Business - Management Theory
Learning Organizations
Learning Organizations: Case Studies
Learning Organizations
Organizations may experience different levels of learning depending on their commitment and resources to the cause. This study has focused on four organizations two of which are performing well and the other performing poorly in their unique industries.
Apple Computing Corporation
The first company that this paper reviews is the Apple Inc. The firm is attractive as it offers an expounded culture of organization learning. Up to 1989, Apple Computing Corporation commanded only 1.2% of Japan's personal computer markets. Appointment of new company president illustrated a new era, as there were strategized drives towards increasing Apple's presence across market as well as acceleration of change. The company targeted to achieve annual sales revenues of $1 billion in the next five years (IPC. 2001). Meeting the challenge forced the corporation to approach management consultant firms to build up experience in company restructuring and information technology. Apple Japan implemented a sweeping plan for organizational learning for purposes of penetrating the market and increasing efficiency of the company. In order to achieve this, there were plans of repositioning the brand while expanding the scope of distributorship to improve customer management. The firm also introduces the Learning Organization concept into the workplace (Spender, 1996).
The implementation of learning organization techniques was based on the company's advice to address various disciplines that were essential to the development of the learning organization. Team learning, mental models, shared visions, systems thinking, and personal mastery were instrumental in change adaptation. Although group meetings had regular inclusions of company practices, there were different elements that promoted application of team education and group discussions. The approach kept work teams informed while increasing everyone's contributions to respective projects. The increase in team learning emphasis led to the conceptualization of shared visions that had a natural introduction and allowance for members to achieve towards similar goals at all positions. The employees of Apple Company had a distinct mental model for how organizations and managers should co-exist with team colleagues (IPC. 2001).
Through efforts of bringing each the mental model of each person in line with other teams, learning processes became more efficient as teams took up coherent actions. Personal Mastery was managed through encouragement of managers into setting their staff challenging and reasonable goals while introducing more training programs. The essential discipline of systems thinking brought about various other factors together and enabled the employee to contribute to strategic decisions (IPC. 2001). The concept considered the entire system by placing specific focus on the respective problems. The disciplines had been implemented through moderate restructuring as well as the establishment of education programs applied to all people within the organization (Spender, 1996).

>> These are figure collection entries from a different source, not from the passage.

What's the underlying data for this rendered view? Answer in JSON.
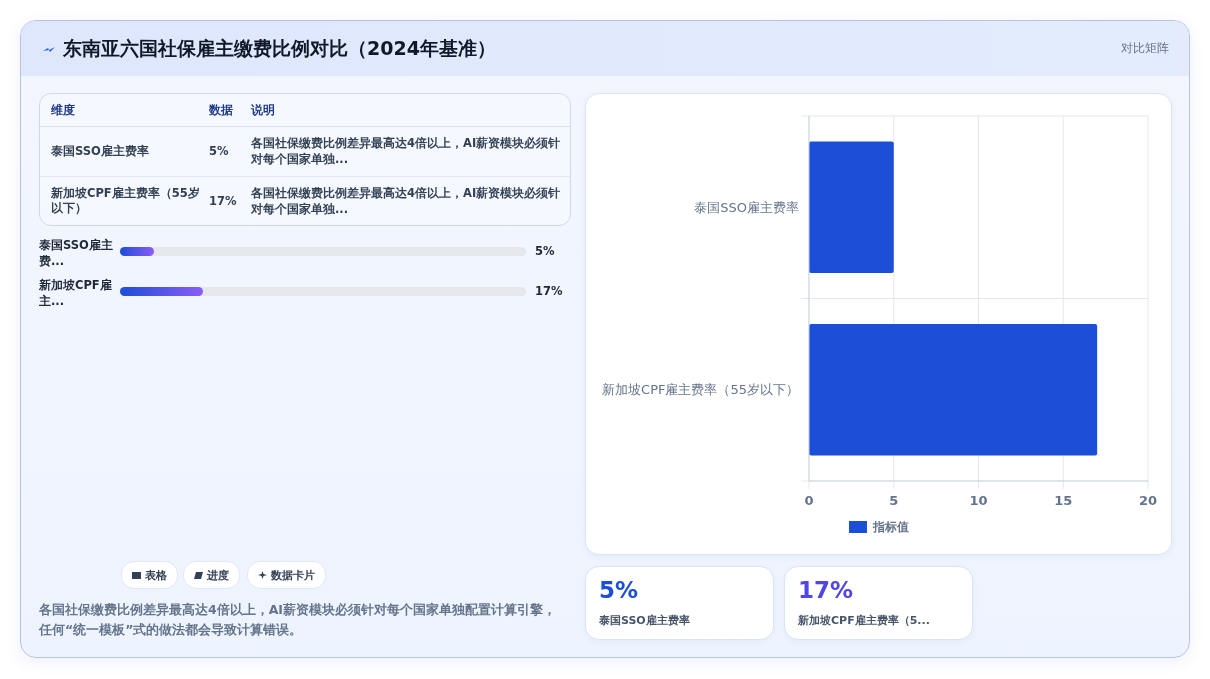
{
  "chart_data": {
    "type": "bar",
    "orientation": "horizontal",
    "title": "东南亚六国社保雇主缴费比例对比（2024年基准）",
    "subtitle": "对比矩阵",
    "categories": [
      "泰国SSO雇主费率",
      "新加坡CPF雇主费率（55岁以下）"
    ],
    "series": [
      {
        "name": "指标值",
        "color": "#1d4ed8",
        "values": [
          5,
          17
        ]
      }
    ],
    "value_labels": [
      "5%",
      "17%"
    ],
    "xlim": [
      0,
      20
    ],
    "xticks": [
      0,
      5,
      10,
      15,
      20
    ],
    "grid": true,
    "legend": "bottom",
    "annotations": [
      "维度",
      "数据",
      "说明",
      "表格",
      "进度",
      "数据卡片",
      "各国社保缴费比例差异最高达4倍以上，AI薪资模块必须针对每个国家单独配置计算引擎，任何“统一模板”式的做法都会导致计算错误。",
      "各国社保缴费比例差异最高达4倍以上，AI薪资模块必须针对每个国家单独...",
      "泰国SSO雇主费...",
      "新加坡CPF雇主...",
      "泰国SSO雇主费率",
      "新加坡CPF雇主费率（5..."
    ]
  }
}
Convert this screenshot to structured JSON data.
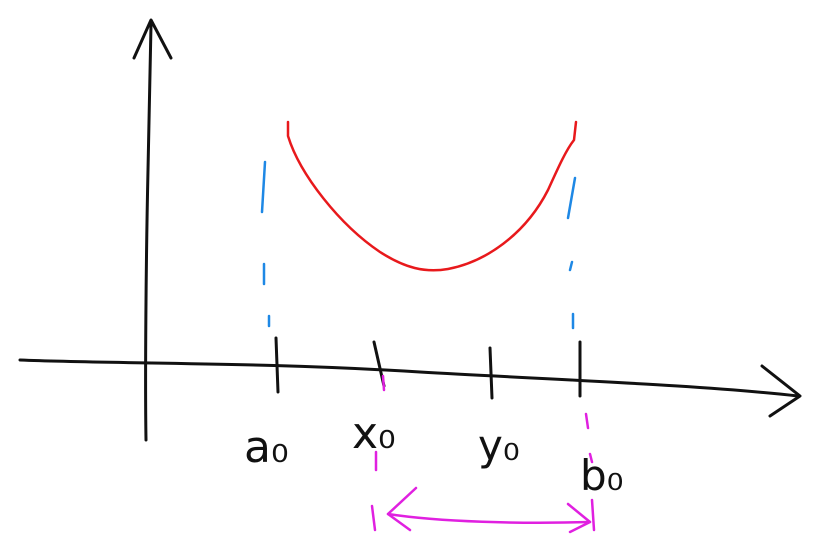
{
  "colors": {
    "background": "#ffffff",
    "axis": "#111111",
    "curve": "#e8191c",
    "guide": "#1e88e5",
    "interval": "#e020e0"
  },
  "labels": {
    "a0": "a₀",
    "x0": "x₀",
    "y0": "y₀",
    "b0": "b₀"
  }
}
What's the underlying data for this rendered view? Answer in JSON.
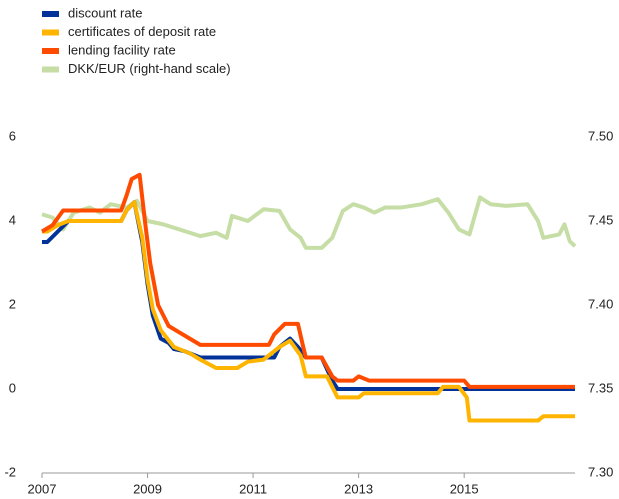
{
  "chart_data": {
    "type": "line",
    "xlim": [
      2007,
      2017.1
    ],
    "xticks": [
      2007,
      2009,
      2011,
      2013,
      2015
    ],
    "ylim": [
      -2,
      6
    ],
    "yticks": [
      -2,
      0,
      2,
      4,
      6
    ],
    "y2lim": [
      7.3,
      7.5
    ],
    "y2ticks": [
      {
        "value": 7.3,
        "label": "7.30"
      },
      {
        "value": 7.35,
        "label": "7.35"
      },
      {
        "value": 7.4,
        "label": "7.40"
      },
      {
        "value": 7.45,
        "label": "7.45"
      },
      {
        "value": 7.5,
        "label": "7.50"
      }
    ],
    "legend": "top-left",
    "series": [
      {
        "name": "discount rate",
        "color": "#003299",
        "x": [
          2007,
          2007.1,
          2007.3,
          2007.5,
          2008.5,
          2008.6,
          2008.75,
          2008.9,
          2009.0,
          2009.1,
          2009.25,
          2009.4,
          2009.5,
          2009.7,
          2010.0,
          2011.4,
          2011.5,
          2011.7,
          2011.85,
          2012.0,
          2012.3,
          2012.5,
          2012.6,
          2017.1
        ],
        "values": [
          3.5,
          3.5,
          3.75,
          4.0,
          4.0,
          4.25,
          4.45,
          3.5,
          2.5,
          1.75,
          1.2,
          1.1,
          0.95,
          0.9,
          0.75,
          0.75,
          1.0,
          1.2,
          1.0,
          0.75,
          0.75,
          0.2,
          0,
          0
        ]
      },
      {
        "name": "certificates of deposit rate",
        "color": "#ffb400",
        "x": [
          2007,
          2007.1,
          2007.3,
          2007.5,
          2008.5,
          2008.6,
          2008.75,
          2008.9,
          2009.0,
          2009.1,
          2009.25,
          2009.5,
          2009.8,
          2010.0,
          2010.3,
          2010.7,
          2010.9,
          2011.2,
          2011.5,
          2011.7,
          2011.9,
          2012.0,
          2012.4,
          2012.6,
          2013.0,
          2013.1,
          2014.5,
          2014.6,
          2014.9,
          2015.05,
          2015.1,
          2016.4,
          2016.5,
          2017.1
        ],
        "values": [
          3.75,
          3.75,
          3.9,
          4.0,
          4.0,
          4.25,
          4.45,
          3.6,
          2.6,
          1.9,
          1.4,
          1.0,
          0.85,
          0.7,
          0.5,
          0.5,
          0.65,
          0.7,
          1.0,
          1.15,
          0.8,
          0.3,
          0.3,
          -0.2,
          -0.2,
          -0.1,
          -0.1,
          0.05,
          0.05,
          -0.2,
          -0.75,
          -0.75,
          -0.65,
          -0.65
        ]
      },
      {
        "name": "lending facility rate",
        "color": "#ff4b00",
        "x": [
          2007,
          2007.2,
          2007.4,
          2008.5,
          2008.6,
          2008.7,
          2008.85,
          2008.95,
          2009.05,
          2009.2,
          2009.4,
          2009.6,
          2009.8,
          2010.0,
          2011.3,
          2011.4,
          2011.6,
          2011.85,
          2011.95,
          2012.0,
          2012.3,
          2012.5,
          2012.6,
          2012.9,
          2013.0,
          2013.2,
          2015.0,
          2015.1,
          2017.1
        ],
        "values": [
          3.75,
          3.9,
          4.25,
          4.25,
          4.6,
          5.0,
          5.1,
          4.0,
          3.0,
          2.0,
          1.5,
          1.35,
          1.2,
          1.05,
          1.05,
          1.3,
          1.55,
          1.55,
          1.0,
          0.75,
          0.75,
          0.3,
          0.2,
          0.2,
          0.3,
          0.2,
          0.2,
          0.05,
          0.05
        ]
      },
      {
        "name": "DKK/EUR (right-hand scale)",
        "color": "#c6dea6",
        "axis": "y2",
        "x": [
          2007,
          2007.2,
          2007.4,
          2007.6,
          2007.9,
          2008.1,
          2008.3,
          2008.6,
          2008.8,
          2009.0,
          2009.3,
          2009.6,
          2010.0,
          2010.3,
          2010.5,
          2010.6,
          2010.9,
          2011.2,
          2011.5,
          2011.7,
          2011.9,
          2012.0,
          2012.3,
          2012.5,
          2012.7,
          2012.9,
          2013.1,
          2013.3,
          2013.5,
          2013.8,
          2014.2,
          2014.5,
          2014.7,
          2014.9,
          2015.1,
          2015.3,
          2015.5,
          2015.8,
          2016.2,
          2016.4,
          2016.5,
          2016.8,
          2016.9,
          2017.0,
          2017.1
        ],
        "values": [
          7.454,
          7.452,
          7.445,
          7.455,
          7.458,
          7.455,
          7.46,
          7.458,
          7.462,
          7.45,
          7.448,
          7.445,
          7.441,
          7.443,
          7.44,
          7.453,
          7.45,
          7.457,
          7.456,
          7.445,
          7.44,
          7.434,
          7.434,
          7.44,
          7.456,
          7.46,
          7.458,
          7.455,
          7.458,
          7.458,
          7.46,
          7.463,
          7.455,
          7.445,
          7.442,
          7.464,
          7.46,
          7.459,
          7.46,
          7.45,
          7.44,
          7.442,
          7.448,
          7.438,
          7.435
        ]
      }
    ]
  }
}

Re-organization had diverse outcomes that marked critical improvements within the level of sales of the company as growth exceeded most optimistic projections. Although most of the success areas were attributed to the introduction of Learning Organization concepts, the outcomes illustrate unprecedented improvement (IPC. 2001). Learning organization had major contributions in the institution of the growth. Most of the learning departments use a global view that people continually expand capacities for purposes of creating the truly desired results that great and new thinking patterns were nurtured. Further, collective aspiration was set free, and people continually learned on ways of learning from each other. Scholars discuss the learning organization concept in providing training and HRM tactics to sell their wares among senior management peers. The learning organization concept presents an obstacle to the contemporary approach to training (IPC. 2001). Learning organizations are not enough for purposes of reward and appraisal systems. The criticisms presented towards the learning organization concept involve reasonable extents of guarantees and outcomes of training and appraisal. In the case of Apple, the annual processes of job review are not aimed at making appraisal assessments or performance-based pay (Spender, 1996).
The approach is a fit for concepts of learning organization while accepting broad interpretation of scholars. On the other hand, the learning organization concept together with annual job review is ambiguous to the learning approach. The concept lacks a clarification of the relationship between training and learning and scholars use the concept in skills formation (IPC. 2001). Innovation and experimentation are integral parts of the learning organization as they encourage continuous improvement instead of waiting for the occurrence of a problem. Failure becomes part of the learning process, and the process of evaluation should identify and ensure that the mistakes are never repeated. When the organizational structure has highly bureaucratic and formal elements, there is a severe restriction of decision-making and individual autonomy.